Vous êtes environné d’orateurs qui haranguent à coups de baïonnettes et de cartouches : c’est un voisinage désagréable pour un philosophe qui vit en retraite, plus encore pour les Genevois.

Cela me rappelle le conte du Suisse qui mangeait une omelette au lard un jour maigre, et qui, entendant tonner, s’écria : « Grand Dieu ! voilà bien du bruit pour une omelette au lard[2]. » Les Genevois pourraient faire cette exclamation en s’adressant à Louis XV. La fin de ce blocus ne tournera pas à l’avantage du peuple. Ce qu’ils pourraient faire de plus judicieux serait de céder aux conjonctures, et de s’accommoder. Si l’obstination et l’animosité les en empêchent, leur dernière ressource est l’asile que je leur prépare, et qui se trouve dans un lieu que vous jugez très-bien qui leur sera convenable [3].

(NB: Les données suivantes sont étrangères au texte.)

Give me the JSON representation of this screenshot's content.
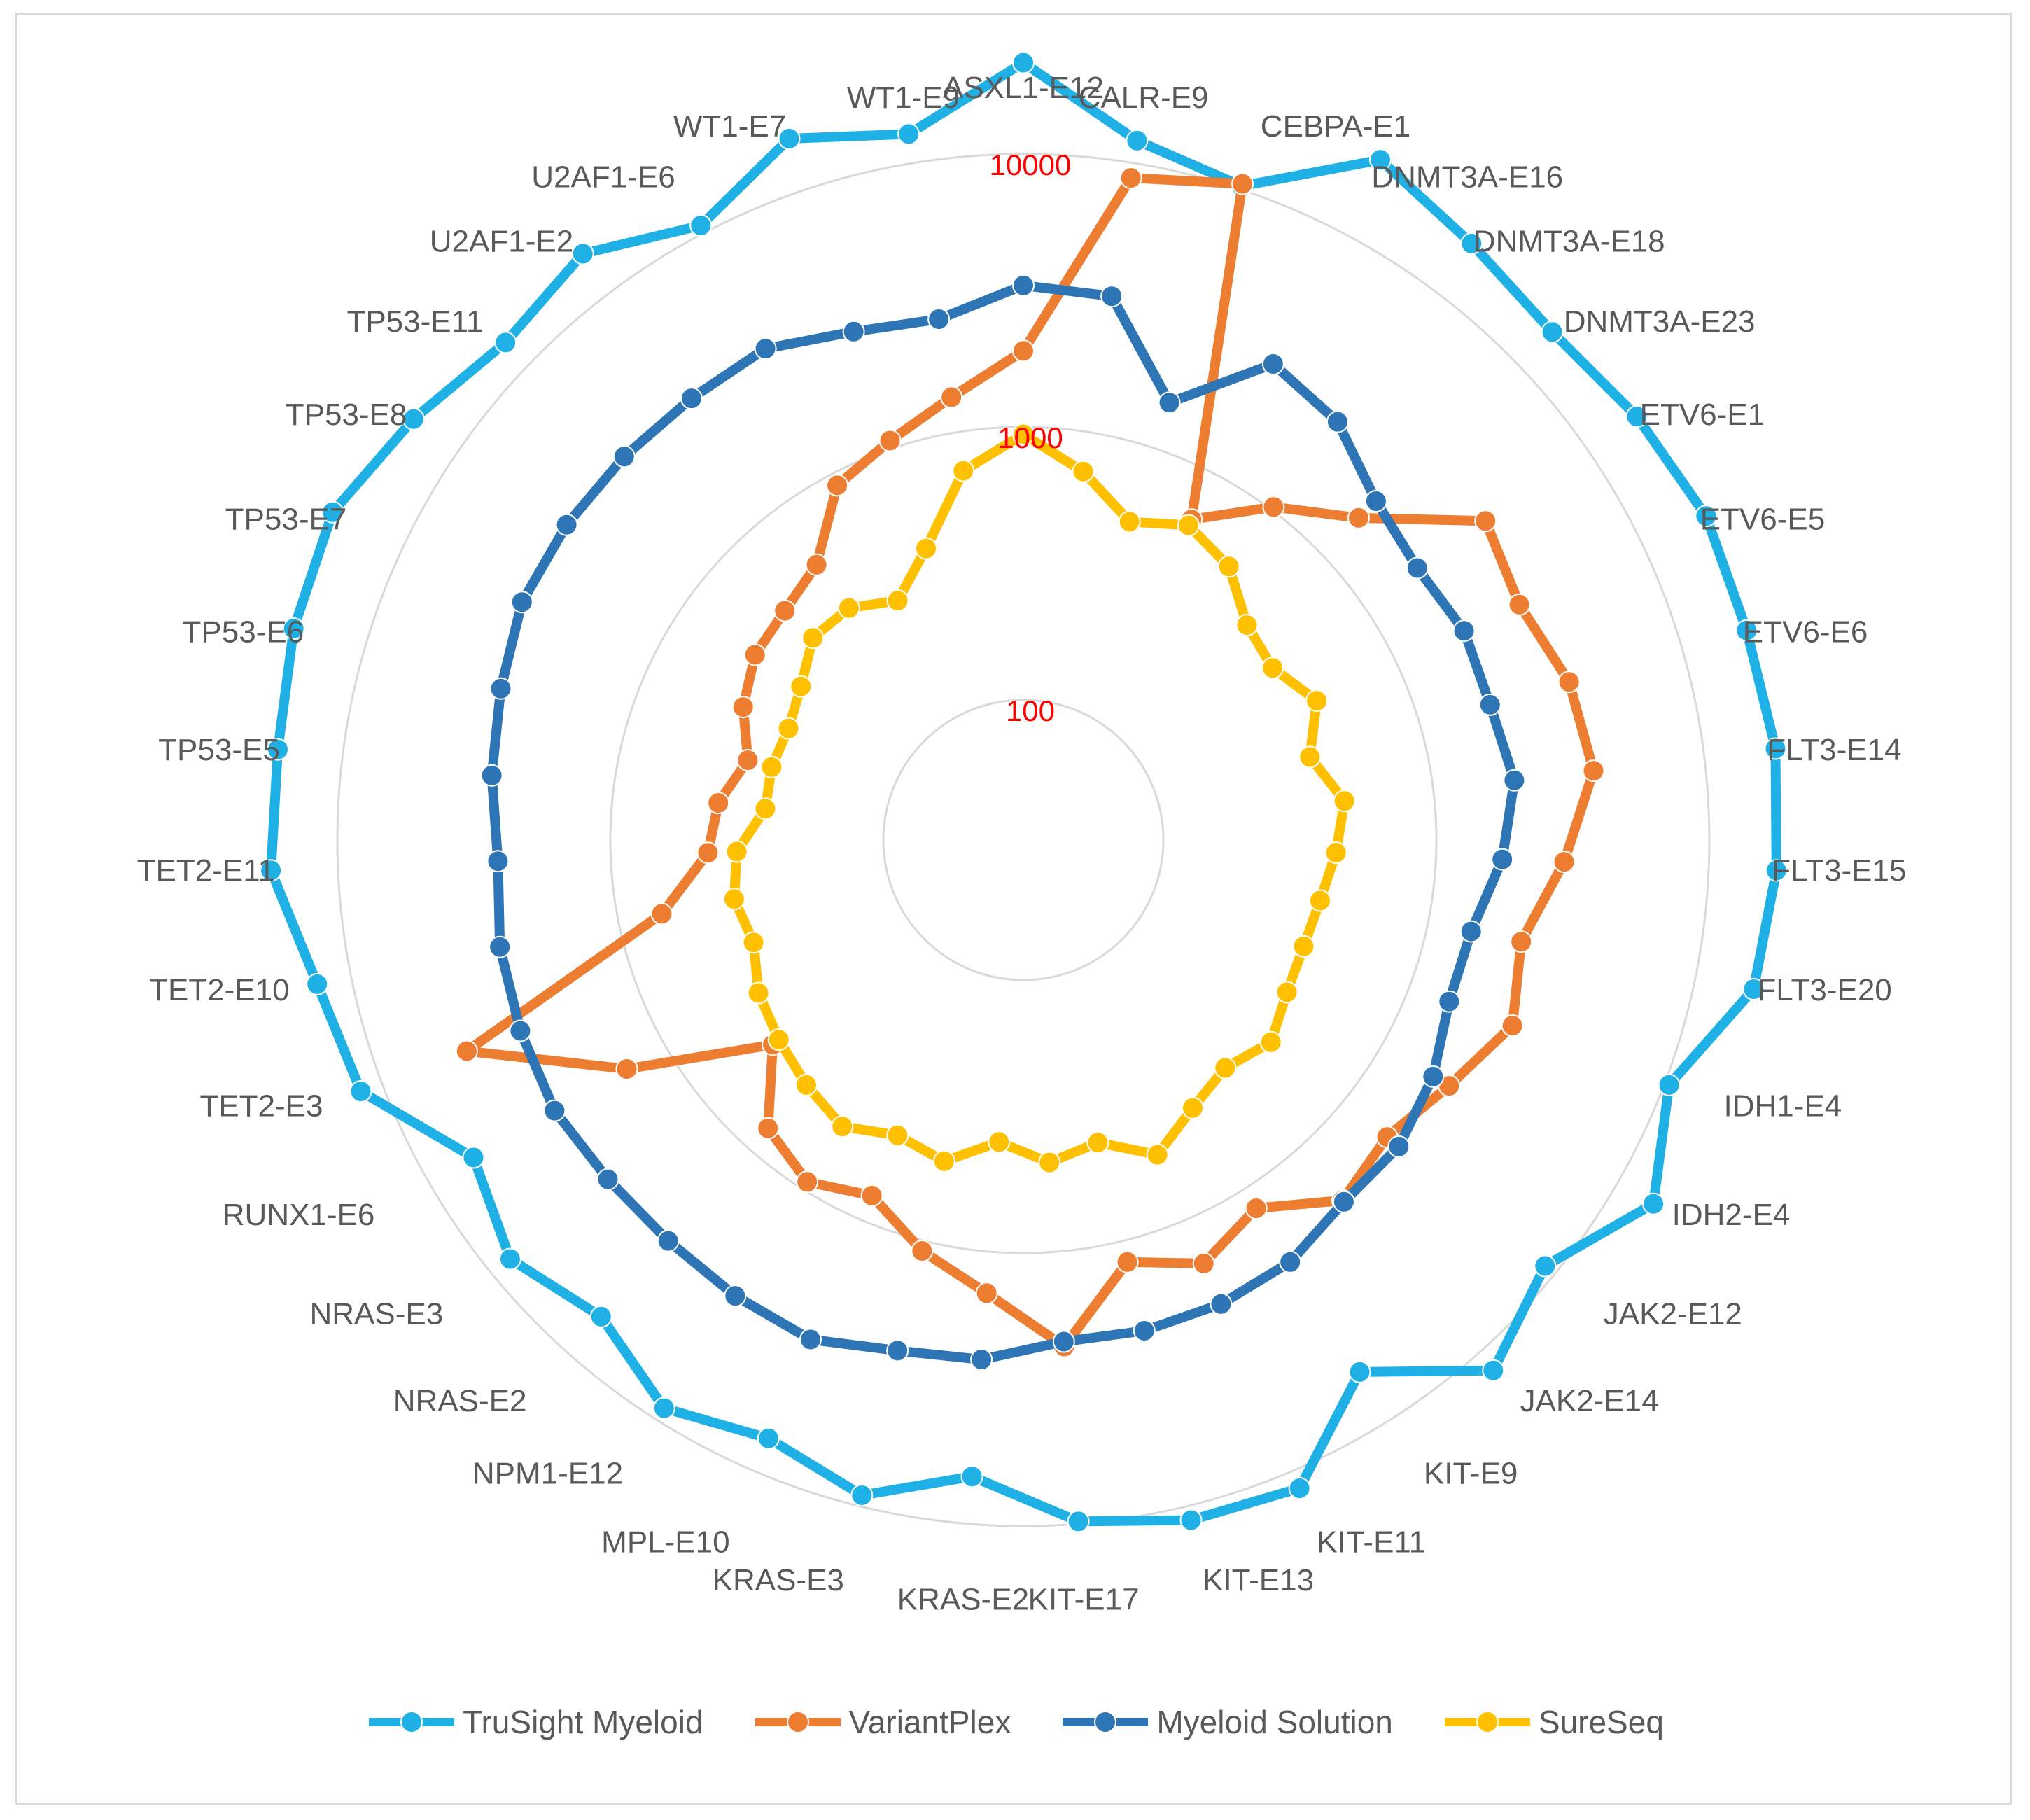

Je ne sais quel est le jeune homme dont vous me parlez[4]. Je m’informerai s’il se trouve à Wesel quelqu’un de ce nom. En cas qu’il y soit, votre recommandation ne lui sera pas inutile.

Voici de suite trois jugements bien honteux pour les parlements de France. Les Calas, les Sirven et La Barre devraient ouvrir les yeux au gouvernement, et le porter à la réforme des procédures criminelles ; mais on ne corrige les abus que quand ils sont parvenus à leur comble. Quand ces cours de justice auront fait rouer quelque duc et pair par distraction, les grandes maisons crieront, les courtisans mèneront grand bruit, et les calamités publiques parviendront au trône.

Pendant la guerre, il y avait une contagion à Breslau : on enterrait cent vingt personnes par jour ; une comtesse dit : « Dieu merci, la grande noblesse est épargnée ; ce n’est que le peuple qui meurt. » Voilà l’image de ce que pensent les gens en place, qui se croient pétris de molécules plus précieuses que ce qui fait la composition du peuple qu’ils oppriment. Cela a été ainsi presque de tout temps. L’allure des grandes monarchies est la même. Il n’y a guère que ceux qui ont souffert l’oppression qui la connaissent et la détestent. Ces enfants de la fortune, qu’elle a engourdis dans la prospérité, pensent que les maux du peuple sont exagération, que des injustices sont des méprises ; et pourvu que le premier ressort aille, il importe peu du reste.

Je souhaite, puisque la destinée du monde est d’être mené ainsi, que la guerre s’écarte de votre habitation, et que vous jouissiez paisiblement dans votre retraite d’un repos qui vous est dû, sous les ombrages des lauriers d’Apollon : je souhaite encore que, dans cette douce retraite, vous ayez autant de plaisir que vos ouvrages en ont donné à vos lecteurs. À moins d’être au troisième ciel[5], vous ne sauriez être plus heureux.

Fédéric.

  1. Le Mémoire de Sudre ou celui d’Elie de Beaumont, mentionnés dans la note, tome XXIV, page 365, sous les nos ii et iv.
  2. Beaucoup d’auteurs, et Voltaire lui-même (voyez tome XXVI, page 498), attribuent ce mot à Desbarreaux.
  3. À Clèves ; voyez lettres 6409, 6439, 6444, 6454, 6460.
  4. La lettre où Voltaire parle, pour la première fois, à Frédéric du malheureux d’Étallonde de Morival paraît perdue. (B.) — Dominique de Morival, cadet au régiment d’infanterie du général d’Eichmann, n° 48, à Wesel, fut nommé officier le 27 avril 1767.
  5. « Au premier ciel. » (Œuvres posthumes, édit. de Berlin.)